VANCOUVER -- Drug users at supervised consumption sites is Surrey, B.C., have been allowed to use substances orally and nasally, not just by injection, in the first such exemption approved by Health Canada.
The two sites, SafePoint and the Quibble Creek Sobering and Assessment Centre, opened separately earlier this month but permitted users to only inject drugs under medical supervision.
Fraser Health submitted applications for the facilities asking that users also be allowed to snort or ingest drugs but Health Canada did not grant the request when it allowed the sites to open.
The approval announced Tuesday means drug users are exempt from laws involving possession and trafficking of controlled substances even if they consume their own substances by means other than shooting up.
Two other supervised consumption sites that have existed in Vancouver for years, along with those that have recently been allowed to open in the city and elsewhere in Canada, still only allow drug use by injection.
Dr. Victoria Lee, chief medical health officer for Fraser Health, said the exemption allowing people to take various drugs through different means will expire in one year before another application must be submitted.
She said while the main concern is saving lives, supervised consumption sites are also a gateway to treat opioid addiction.
"We want to make sure that our services are providing as big a reach as possible," she said. "We also wanted to ensure that others in the country have a better and more streamlined process for them to get approval for intra-nasal and oral substances.
"We heard from colleagues from around the country that they didn't even know that this was an option," Lee said of the health authority's original application requesting approval for three modes of drug consumption.
About 1,000 people have used SafePoint since it opened on June 8, and 19 of them have overdosed, requiring staff to use the overdose-reversing drug naloxone, Lee said.
Substances used have included cocaine, heroin, fentanyl, amphetamines, methamphetamine and sometimes ecstasy, she said.
Many of the street drugs are contaminated with the potentially deadly painkiller fentanyl, which has been implicated in thousands of overdose deaths across Canada.
"These substances are not being made in pristine labs, they're being made in clandestine labs, more like bathtubs, in somebody's house," Lee said.
Fraser Health's application to Health Canada did not request an exemption for smoking crack because that would have created an occupational hazard for workers, Lee said.
Dr.
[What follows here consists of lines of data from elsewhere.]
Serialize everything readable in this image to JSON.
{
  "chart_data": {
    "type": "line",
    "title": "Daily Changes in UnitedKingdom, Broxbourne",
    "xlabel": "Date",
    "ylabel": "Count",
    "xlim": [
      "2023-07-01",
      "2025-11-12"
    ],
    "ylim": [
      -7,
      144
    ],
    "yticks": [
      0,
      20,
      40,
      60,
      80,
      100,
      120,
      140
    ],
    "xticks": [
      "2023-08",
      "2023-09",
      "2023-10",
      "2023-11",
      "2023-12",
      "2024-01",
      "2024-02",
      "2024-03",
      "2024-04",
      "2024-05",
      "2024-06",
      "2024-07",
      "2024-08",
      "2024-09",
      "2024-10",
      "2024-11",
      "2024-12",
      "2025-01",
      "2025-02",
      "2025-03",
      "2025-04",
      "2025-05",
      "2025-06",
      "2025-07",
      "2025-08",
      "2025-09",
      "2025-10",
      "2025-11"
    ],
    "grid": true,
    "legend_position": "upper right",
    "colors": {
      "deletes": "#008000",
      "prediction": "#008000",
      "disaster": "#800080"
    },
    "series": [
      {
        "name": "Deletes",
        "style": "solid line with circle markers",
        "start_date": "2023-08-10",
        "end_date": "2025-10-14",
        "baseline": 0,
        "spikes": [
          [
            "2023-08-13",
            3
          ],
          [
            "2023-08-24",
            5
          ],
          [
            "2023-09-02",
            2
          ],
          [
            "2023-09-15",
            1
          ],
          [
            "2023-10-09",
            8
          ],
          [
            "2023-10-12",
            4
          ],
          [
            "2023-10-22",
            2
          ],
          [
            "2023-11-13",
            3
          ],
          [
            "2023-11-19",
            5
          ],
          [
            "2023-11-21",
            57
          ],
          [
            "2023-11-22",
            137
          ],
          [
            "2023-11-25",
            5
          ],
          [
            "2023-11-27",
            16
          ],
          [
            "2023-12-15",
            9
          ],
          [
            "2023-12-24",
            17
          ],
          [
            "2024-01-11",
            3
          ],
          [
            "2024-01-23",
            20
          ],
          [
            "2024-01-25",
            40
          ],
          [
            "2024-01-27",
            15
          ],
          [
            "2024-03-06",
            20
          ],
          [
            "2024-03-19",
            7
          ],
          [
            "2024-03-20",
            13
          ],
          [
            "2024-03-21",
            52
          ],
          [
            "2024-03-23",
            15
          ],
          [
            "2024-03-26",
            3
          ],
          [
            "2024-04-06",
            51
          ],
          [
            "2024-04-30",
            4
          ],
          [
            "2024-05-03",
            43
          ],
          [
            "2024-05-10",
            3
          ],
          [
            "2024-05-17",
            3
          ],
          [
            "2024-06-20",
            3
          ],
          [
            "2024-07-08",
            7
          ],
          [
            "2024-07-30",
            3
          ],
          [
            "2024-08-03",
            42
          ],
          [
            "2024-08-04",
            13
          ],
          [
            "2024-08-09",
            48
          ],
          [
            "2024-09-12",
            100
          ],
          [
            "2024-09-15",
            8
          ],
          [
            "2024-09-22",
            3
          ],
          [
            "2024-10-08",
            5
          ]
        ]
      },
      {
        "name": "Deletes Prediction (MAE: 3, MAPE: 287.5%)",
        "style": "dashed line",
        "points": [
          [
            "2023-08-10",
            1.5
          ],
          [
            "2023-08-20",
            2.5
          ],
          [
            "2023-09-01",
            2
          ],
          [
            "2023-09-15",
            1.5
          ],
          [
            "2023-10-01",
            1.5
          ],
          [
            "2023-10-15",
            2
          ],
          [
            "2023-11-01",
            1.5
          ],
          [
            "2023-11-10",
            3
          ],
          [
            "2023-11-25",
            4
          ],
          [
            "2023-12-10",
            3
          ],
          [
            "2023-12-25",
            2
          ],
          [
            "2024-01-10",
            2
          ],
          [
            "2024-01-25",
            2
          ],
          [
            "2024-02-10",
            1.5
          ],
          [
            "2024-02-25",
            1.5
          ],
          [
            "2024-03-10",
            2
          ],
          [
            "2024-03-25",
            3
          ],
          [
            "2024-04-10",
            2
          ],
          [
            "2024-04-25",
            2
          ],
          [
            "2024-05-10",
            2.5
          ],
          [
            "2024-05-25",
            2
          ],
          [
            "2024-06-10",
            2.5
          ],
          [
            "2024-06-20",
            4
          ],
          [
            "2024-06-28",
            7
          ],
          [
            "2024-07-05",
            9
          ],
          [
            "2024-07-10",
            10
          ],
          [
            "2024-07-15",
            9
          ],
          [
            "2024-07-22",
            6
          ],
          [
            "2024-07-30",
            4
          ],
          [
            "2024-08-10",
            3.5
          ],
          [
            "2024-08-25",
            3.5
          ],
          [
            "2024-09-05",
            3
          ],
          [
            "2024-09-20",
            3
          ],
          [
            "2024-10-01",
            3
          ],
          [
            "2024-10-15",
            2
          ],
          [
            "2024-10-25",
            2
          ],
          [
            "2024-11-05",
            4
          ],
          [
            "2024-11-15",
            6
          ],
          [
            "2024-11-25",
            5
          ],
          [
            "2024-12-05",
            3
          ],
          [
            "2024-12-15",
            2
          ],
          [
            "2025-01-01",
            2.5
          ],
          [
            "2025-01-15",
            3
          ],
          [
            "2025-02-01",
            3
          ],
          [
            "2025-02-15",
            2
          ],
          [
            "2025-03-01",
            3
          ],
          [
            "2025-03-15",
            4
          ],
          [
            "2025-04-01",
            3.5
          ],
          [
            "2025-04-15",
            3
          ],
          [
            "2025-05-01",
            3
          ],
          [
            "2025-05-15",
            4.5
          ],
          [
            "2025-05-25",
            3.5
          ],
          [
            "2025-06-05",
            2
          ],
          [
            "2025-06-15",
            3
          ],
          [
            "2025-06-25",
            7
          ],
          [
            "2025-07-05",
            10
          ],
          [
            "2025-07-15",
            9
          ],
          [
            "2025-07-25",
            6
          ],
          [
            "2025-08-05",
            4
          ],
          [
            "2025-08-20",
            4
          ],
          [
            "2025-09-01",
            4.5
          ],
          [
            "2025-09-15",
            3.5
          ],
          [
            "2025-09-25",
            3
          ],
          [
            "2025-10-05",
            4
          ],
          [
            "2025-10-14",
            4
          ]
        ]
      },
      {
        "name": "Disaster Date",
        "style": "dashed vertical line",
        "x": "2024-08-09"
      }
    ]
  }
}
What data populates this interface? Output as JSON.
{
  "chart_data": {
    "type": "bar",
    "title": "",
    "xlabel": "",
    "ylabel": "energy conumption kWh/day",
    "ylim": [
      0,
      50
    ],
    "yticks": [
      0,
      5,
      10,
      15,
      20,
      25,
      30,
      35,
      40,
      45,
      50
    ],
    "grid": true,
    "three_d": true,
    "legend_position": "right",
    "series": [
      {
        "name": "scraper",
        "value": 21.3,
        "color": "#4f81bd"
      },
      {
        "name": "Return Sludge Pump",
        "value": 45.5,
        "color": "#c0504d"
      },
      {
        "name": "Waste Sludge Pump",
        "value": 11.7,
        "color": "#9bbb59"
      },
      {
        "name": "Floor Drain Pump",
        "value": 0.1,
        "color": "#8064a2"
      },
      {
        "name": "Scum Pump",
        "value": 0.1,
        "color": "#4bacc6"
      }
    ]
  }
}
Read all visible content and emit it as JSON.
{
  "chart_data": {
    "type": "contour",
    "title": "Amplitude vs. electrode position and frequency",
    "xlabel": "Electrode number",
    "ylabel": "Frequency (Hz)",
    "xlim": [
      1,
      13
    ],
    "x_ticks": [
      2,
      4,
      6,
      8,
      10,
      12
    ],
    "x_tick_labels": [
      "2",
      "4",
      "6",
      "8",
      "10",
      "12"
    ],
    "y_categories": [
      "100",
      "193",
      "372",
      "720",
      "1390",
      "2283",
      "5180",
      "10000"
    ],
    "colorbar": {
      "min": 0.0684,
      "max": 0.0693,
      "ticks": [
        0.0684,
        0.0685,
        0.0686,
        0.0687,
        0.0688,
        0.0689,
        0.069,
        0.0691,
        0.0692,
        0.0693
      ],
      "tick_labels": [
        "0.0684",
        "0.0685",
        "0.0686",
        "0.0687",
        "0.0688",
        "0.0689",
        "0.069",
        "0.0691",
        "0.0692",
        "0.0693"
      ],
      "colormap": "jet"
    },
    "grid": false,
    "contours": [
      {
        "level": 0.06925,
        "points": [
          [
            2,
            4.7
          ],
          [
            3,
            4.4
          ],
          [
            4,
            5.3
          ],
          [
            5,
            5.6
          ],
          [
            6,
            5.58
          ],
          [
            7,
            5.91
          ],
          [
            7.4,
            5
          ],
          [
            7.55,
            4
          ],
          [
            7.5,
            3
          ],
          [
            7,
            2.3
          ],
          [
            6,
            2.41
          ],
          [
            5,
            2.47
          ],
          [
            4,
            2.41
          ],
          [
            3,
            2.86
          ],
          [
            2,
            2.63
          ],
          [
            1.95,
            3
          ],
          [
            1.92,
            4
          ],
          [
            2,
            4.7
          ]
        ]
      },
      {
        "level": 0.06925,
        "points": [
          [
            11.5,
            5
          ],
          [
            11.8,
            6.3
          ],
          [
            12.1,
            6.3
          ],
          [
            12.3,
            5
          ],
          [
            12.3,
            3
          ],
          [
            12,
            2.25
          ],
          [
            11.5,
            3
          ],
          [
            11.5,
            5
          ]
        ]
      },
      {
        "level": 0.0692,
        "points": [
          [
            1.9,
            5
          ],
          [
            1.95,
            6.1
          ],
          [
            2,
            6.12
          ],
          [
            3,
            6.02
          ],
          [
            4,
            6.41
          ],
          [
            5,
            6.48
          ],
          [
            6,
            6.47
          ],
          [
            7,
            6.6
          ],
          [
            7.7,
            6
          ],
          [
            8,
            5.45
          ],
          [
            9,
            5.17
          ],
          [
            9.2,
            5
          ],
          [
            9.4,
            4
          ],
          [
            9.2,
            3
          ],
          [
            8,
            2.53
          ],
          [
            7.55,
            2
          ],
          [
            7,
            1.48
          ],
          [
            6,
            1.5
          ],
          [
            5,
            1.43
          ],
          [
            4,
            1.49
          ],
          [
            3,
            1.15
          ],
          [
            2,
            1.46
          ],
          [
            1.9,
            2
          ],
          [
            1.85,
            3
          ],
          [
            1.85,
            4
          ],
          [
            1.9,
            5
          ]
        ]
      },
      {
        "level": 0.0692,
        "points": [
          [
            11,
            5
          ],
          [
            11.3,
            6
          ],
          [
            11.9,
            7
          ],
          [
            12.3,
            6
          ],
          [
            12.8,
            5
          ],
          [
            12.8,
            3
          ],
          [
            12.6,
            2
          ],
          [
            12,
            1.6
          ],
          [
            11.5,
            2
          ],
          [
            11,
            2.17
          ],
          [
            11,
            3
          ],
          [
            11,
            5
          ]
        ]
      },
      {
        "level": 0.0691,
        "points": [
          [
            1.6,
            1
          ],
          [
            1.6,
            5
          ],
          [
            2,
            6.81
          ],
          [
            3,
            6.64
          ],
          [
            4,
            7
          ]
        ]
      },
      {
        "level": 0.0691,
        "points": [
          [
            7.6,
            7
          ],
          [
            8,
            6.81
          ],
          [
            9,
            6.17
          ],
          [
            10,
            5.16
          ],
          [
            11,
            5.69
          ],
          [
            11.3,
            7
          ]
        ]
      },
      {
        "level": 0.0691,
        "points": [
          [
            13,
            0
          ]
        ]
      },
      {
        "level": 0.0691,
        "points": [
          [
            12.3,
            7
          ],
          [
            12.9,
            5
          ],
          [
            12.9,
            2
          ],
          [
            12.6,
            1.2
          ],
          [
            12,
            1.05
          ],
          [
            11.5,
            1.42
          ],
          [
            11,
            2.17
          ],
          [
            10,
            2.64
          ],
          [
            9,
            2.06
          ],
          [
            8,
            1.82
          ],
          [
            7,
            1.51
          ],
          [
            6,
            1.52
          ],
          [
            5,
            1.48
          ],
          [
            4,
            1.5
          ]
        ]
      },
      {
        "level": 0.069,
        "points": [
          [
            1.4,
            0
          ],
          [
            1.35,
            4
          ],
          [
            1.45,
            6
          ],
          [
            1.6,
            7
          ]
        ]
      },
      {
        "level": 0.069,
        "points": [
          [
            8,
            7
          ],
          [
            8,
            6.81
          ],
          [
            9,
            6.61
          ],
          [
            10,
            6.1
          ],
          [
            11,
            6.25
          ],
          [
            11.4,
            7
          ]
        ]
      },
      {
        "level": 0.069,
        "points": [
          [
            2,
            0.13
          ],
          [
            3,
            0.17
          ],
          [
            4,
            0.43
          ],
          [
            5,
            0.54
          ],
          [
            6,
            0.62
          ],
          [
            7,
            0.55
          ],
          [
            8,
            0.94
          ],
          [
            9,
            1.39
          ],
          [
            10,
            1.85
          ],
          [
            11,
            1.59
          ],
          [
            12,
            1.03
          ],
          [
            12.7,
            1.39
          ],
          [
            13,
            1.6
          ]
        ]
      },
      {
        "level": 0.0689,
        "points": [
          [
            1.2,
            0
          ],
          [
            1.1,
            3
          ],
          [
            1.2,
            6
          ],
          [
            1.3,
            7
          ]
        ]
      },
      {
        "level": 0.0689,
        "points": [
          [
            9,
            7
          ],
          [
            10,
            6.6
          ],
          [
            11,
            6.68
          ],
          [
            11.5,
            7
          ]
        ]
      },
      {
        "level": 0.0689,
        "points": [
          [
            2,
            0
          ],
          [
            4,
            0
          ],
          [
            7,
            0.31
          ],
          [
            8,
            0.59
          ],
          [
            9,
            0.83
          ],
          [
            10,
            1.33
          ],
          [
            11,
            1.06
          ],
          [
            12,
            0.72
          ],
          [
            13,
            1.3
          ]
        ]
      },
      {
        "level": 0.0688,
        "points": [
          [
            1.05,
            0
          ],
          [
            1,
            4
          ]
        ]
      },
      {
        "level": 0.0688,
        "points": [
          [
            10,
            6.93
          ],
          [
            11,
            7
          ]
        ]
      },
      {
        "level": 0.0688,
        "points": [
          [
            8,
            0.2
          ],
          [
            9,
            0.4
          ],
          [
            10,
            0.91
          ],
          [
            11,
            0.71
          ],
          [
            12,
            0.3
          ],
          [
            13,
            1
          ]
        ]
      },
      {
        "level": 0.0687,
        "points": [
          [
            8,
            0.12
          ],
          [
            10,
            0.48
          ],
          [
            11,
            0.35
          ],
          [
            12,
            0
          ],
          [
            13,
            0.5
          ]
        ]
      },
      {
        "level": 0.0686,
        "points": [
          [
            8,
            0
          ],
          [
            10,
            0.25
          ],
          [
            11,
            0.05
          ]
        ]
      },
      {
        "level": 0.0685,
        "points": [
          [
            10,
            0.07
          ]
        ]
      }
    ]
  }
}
Bonnie Henry, B.C.'s deputy provincial health officer, said users of supervised consumption sites primarily inject drugs such as heroin.
She said provincial officials are in discussions with Health Canada to allow British Columbia, where over 900 people fatally overdosed last year, to approve its own supervised consumption sites.
"We would like to see them give the province an exemption to monitor and to open supervised consumption sites according to a provincial program, like we do for everything else in health care, essentially. Some of the regulations are set federally but we manage the programs."
Henry noted B.C. has already opened nearly two dozen overdose prevention sites in an effort to curb deaths, showing it can develop needed services amid a public health emergency that was declared in April 2016.
The sites were opened through a ministerial order and are run by community peers including the Vancouver Area Network of Drug Users, though the facilities don't connect people to other services or treatment.
"It's us trying to protect people while we're dealing with this very toxic drug supply right now, where people were using alone and dying," Henry said.